Le groupe LDC de Sablé. La firme LDC est l’un des grands acteurs français de la volaille et de la cuisine, et s’appuie sur les fermiers de Loué. Elle est née en 1968 de la réunion des entreprises Lambert de Sablé (42%) et Dodard-Chancereul de Saint-Denis-d’Anjou. Elle a créé l’abattoir de volailles de Sablé en 1970, et celui de la Cavol à Loué en 1980; puis elle est passée au stade de la transformation des volailles à partir de 1990, encore à Sablé, où elle a ouvert une plate-forme logistique en 1991. Dès 1984, elle se lançait dans une vaste et patiente politique de rachats d’entreprises, de la Bretagne (quatre sites) à la Vendée (six sites), de la Normandie à la Bresse (sept sites dont Louhans et Cuisery), à l’Ardèche, et même à la Gironde (Bazas) et aux Vosges (Senones).

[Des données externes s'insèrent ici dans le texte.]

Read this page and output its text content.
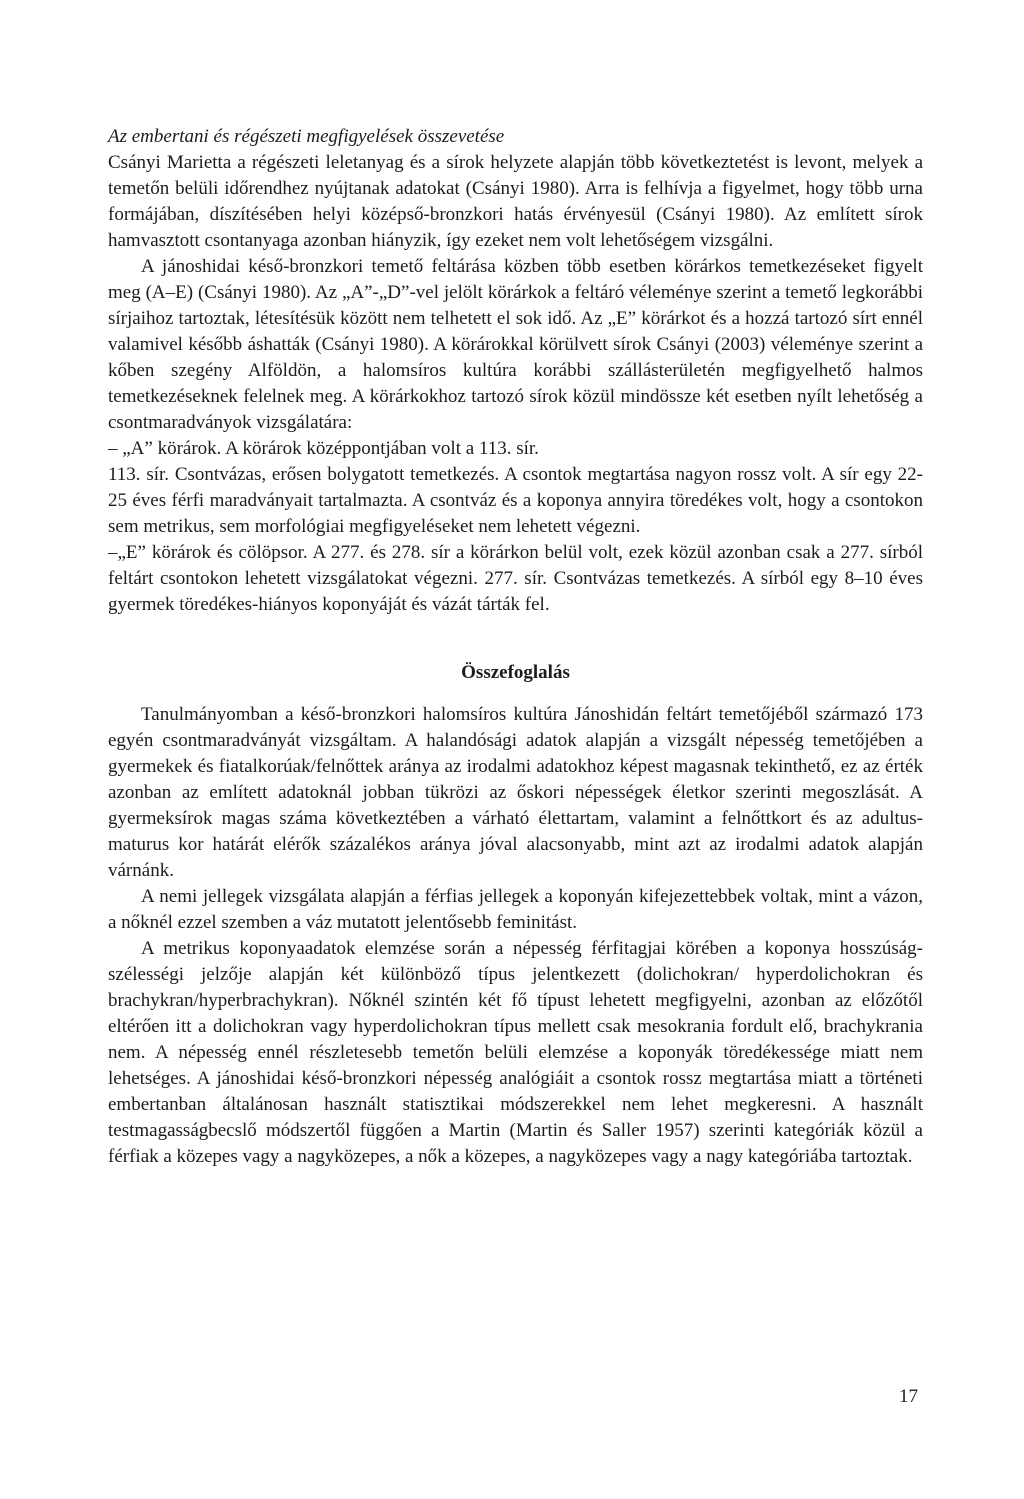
Az embertani és régészeti megfigyelések összevetése

Csányi Marietta a régészeti leletanyag és a sírok helyzete alapján több következtetést is levont, melyek a temetőn belüli időrendhez nyújtanak adatokat (Csányi 1980). Arra is felhívja a figyelmet, hogy több urna formájában, díszítésében helyi középső-bronzkori hatás érvényesül (Csányi 1980). Az említett sírok hamvasztott csontanyaga azonban hiányzik, így ezeket nem volt lehetőségem vizsgálni.

A jánoshidai késő-bronzkori temető feltárása közben több esetben körárkos temetkezéseket figyelt meg (A–E) (Csányi 1980). Az „A”-„D”-vel jelölt körárkok a feltáró véleménye szerint a temető legkorábbi sírjaihoz tartoztak, létesítésük között nem telhetett el sok idő. Az „E” körárkot és a hozzá tartozó sírt ennél valamivel később áshatták (Csányi 1980). A körárokkal körülvett sírok Csányi (2003) véleménye szerint a kőben szegény Alföldön, a halomsíros kultúra korábbi szállásterületén megfigyelhető halmos temetkezéseknek felelnek meg. A körárkokhoz tartozó sírok közül mindössze két esetben nyílt lehetőség a csontmaradványok vizsgálatára:

– „A” körárok. A körárok középpontjában volt a 113. sír.

113. sír. Csontvázas, erősen bolygatott temetkezés. A csontok megtartása nagyon rossz volt. A sír egy 22-25 éves férfi maradványait tartalmazta. A csontváz és a koponya annyira töredékes volt, hogy a csontokon sem metrikus, sem morfológiai megfigyeléseket nem lehetett végezni.

–„E” körárok és cölöpsor. A 277. és 278. sír a körárkon belül volt, ezek közül azonban csak a 277. sírból feltárt csontokon lehetett vizsgálatokat végezni. 277. sír. Csontvázas temetkezés. A sírból egy 8–10 éves gyermek töredékes-hiányos koponyáját és vázát tárták fel.

Összefoglalás

Tanulmányomban a késő-bronzkori halomsíros kultúra Jánoshidán feltárt temetőjéből származó 173 egyén csontmaradványát vizsgáltam. A halandósági adatok alapján a vizsgált népesség temetőjében a gyermekek és fiatalkorúak/felnőttek aránya az irodalmi adatokhoz képest magasnak tekinthető, ez az érték azonban az említett adatoknál jobban tükrözi az őskori népességek életkor szerinti megoszlását. A gyermeksírok magas száma következtében a várható élettartam, valamint a felnőttkort és az adultus-maturus kor határát elérők százalékos aránya jóval alacsonyabb, mint azt az irodalmi adatok alapján várnánk.

A nemi jellegek vizsgálata alapján a férfias jellegek a koponyán kifejezettebbek voltak, mint a vázon, a nőknél ezzel szemben a váz mutatott jelentősebb feminitást.

A metrikus koponyaadatok elemzése során a népesség férfitagjai körében a koponya hosszúság-szélességi jelzője alapján két különböző típus jelentkezett (dolichokran/ hyperdolichokran és brachykran/hyperbrachykran). Nőknél szintén két fő típust lehetett megfigyelni, azonban az előzőtől eltérően itt a dolichokran vagy hyperdolichokran típus mellett csak mesokrania fordult elő, brachykrania nem. A népesség ennél részletesebb temetőn belüli elemzése a koponyák töredékessége miatt nem lehetséges. A jánoshidai késő-bronzkori népesség analógiáit a csontok rossz megtartása miatt a történeti embertanban általánosan használt statisztikai módszerekkel nem lehet megkeresni. A használt testmagasságbecslő módszertől függően a Martin (Martin és Saller 1957) szerinti kategóriák közül a férfiak a közepes vagy a nagyközepes, a nők a közepes, a nagyközepes vagy a nagy kategóriába tartoztak.

17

Elle possède 34 sites de production de volailles et a étendu ses compétences jusqu’aux plats cuisinés asiatiques (Herbignac), aux pizzas (La Toque Angevine à Segré) et aux galettes (Regalette à Saint-Nolff), disposant ainsi de cinq pôles «traiteur». La société est entrée au second marché en 1995 et a également investi en Espagne et en Pologne; la vente de volailles sous label fournit 16% de son chiffre d’affaires, celle de volailles ordinaires 17%, les volailles découpées crues 47%, les plats cuisinés et pâtisseries 18%. Le groupe emploie 15 700 personnes (dont 1 800 à l’étranger), commercialise plus de 400 000 t par an et obtient un chiffre d’affaires de plus de 2 500 millions d’euros; il est le premier en France pour les volailles (1 900 M€, 350 000 t), le deuxième comme traiteur (500 M€, 70 000 t), avec des marques comme le Gaulois, Loué, Maître Coq, Marie.